What I expected: a dark, erotic vampire tragedy.
What Balkan folklore actually delivers: several villagers with shovels solving the problem.
The story is written in a plain, unadorned style, and its plot is extremely simple: in a Serbian village, there is a cursed mill. Whoever comes there to work as the miller is inevitably found strangled. A young pauper named Strahinja agrees to spend a night at the mill and survives, but learns that every night a vampire named Sava Savanović — who died ninety years ago — comes there in search of a victim. Together with the other villagers, Strahinja digs up his grave.
"They look — and there it is. A man lies in the coffin, perfectly intact, as if he had only been buried yesterday. His legs are crossed, his arms stretched along his body; he is swollen like a bladder, red all over, as if filled entirely with blood; one eye closed, the other open". (с)
The villagers drive a stake into the vampire’s stomach (prosaically — into the stomach, not the heart, as the romantic Gothic tradition would have it), while the village priest pours holy water and recites prayers. Once the vampire is dealt with, the villagers help Strahinja abduct his beloved Radojka, whose father refuses to consent to their marriage. The young couple marry, and the story ends with a wedding scene.

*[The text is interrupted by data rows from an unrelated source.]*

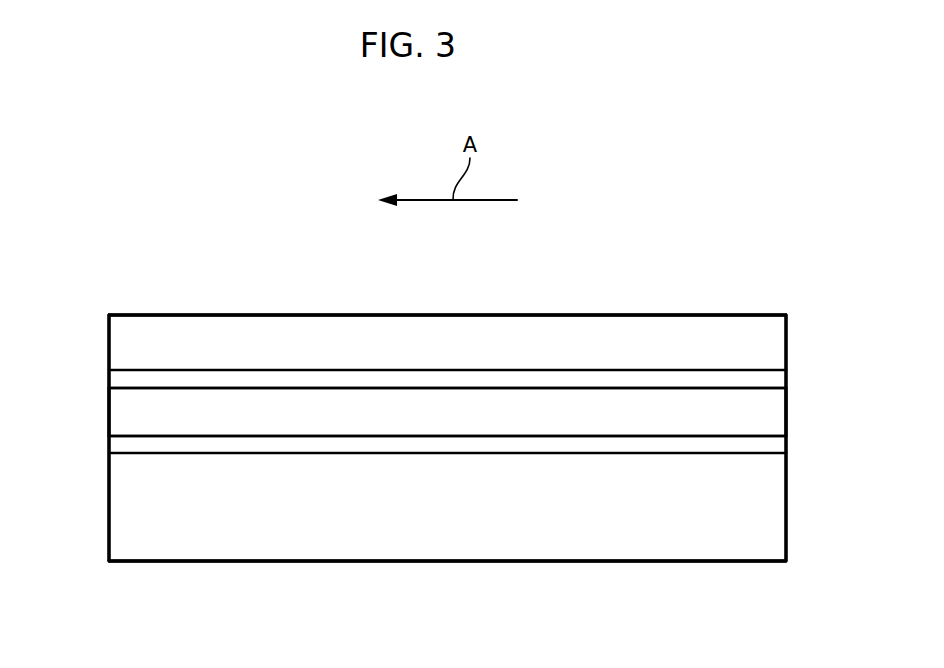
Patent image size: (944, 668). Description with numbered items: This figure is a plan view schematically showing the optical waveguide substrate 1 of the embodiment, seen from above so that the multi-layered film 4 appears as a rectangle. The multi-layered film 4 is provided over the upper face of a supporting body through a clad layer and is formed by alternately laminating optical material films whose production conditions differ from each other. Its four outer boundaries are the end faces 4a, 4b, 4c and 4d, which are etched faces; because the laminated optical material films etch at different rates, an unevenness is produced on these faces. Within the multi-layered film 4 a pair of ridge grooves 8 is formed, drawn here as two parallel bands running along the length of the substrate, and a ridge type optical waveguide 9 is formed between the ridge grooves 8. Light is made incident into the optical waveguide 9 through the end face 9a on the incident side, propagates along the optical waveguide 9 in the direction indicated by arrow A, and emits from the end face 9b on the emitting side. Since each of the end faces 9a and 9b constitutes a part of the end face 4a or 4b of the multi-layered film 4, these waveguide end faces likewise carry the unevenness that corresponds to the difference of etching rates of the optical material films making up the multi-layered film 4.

The optical waveguide substrate 1 is at (792, 268).
The multi-layered film 4 is at (843, 316).
The end face 4a is at (787, 350).
The end face 4b is at (108, 346).
The end face 4c is at (457, 315).
The end face 4d is at (471, 562).
The ridge grooves 8 is at (674, 445).
The ridge type optical waveguide 9 is at (571, 413).
The end face on the incident side 9a is at (786, 414).
The end face on the emitting side 9b is at (108, 415).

The story was written in 1880. One wonders whether Glišić had read Carmilla or Polidori’s The Vampyre. Even if he had, he would surely have laughed at how much Gothic pathos writers had already piled onto the figure of the vampire: “You’re my affliction! Your passion is bound to me!” Being Serbian, he knew perfectly well that a vampire is not a tragic aristocrat lover but a practical problem — something like a wolf that has taken to stealing sheep.
I admit, I too kept expecting something Gothic and romantic to happen — something that would allow for parallels with Nosferatu. But, alas, the story offers not a trace of the pop-cultural vampire eroticism we have grown accustomed to. Nosferatu Is a Love Story - After Ninety Years Is a Work Instruction.
I can practically see the scene: Strahinja comes at night to Radojka’s window—
Radojka (in a long white nightgown): I felt you… crawling like a serpent in my body…
Strahinja: What serpent in your body? Get a grip—we’re in rural Serbia!
Radojka: What? You’re alive? But you were supposed to become a vampire and start haunting me!
Strahinja: Radojka, we’re not in a Robert Eggers film, and not even in Coppola. This is just a 19th-century village story.
Radojka: No! This is a vampire story! You’re supposed to drag me into eternity as a sinful temptation! I’m a Gothic heroine!
Strahinja: Radojka, accept it. Nosferatu hasn’t been invented yet.
By the way, the film follows the story quite closely for about two-thirds of its runtime—but toward the end, the director introduces a small change that clearly works in the story’s favor. I won’t spoil it, but you’ll like it. I might do a separate post about the film as well.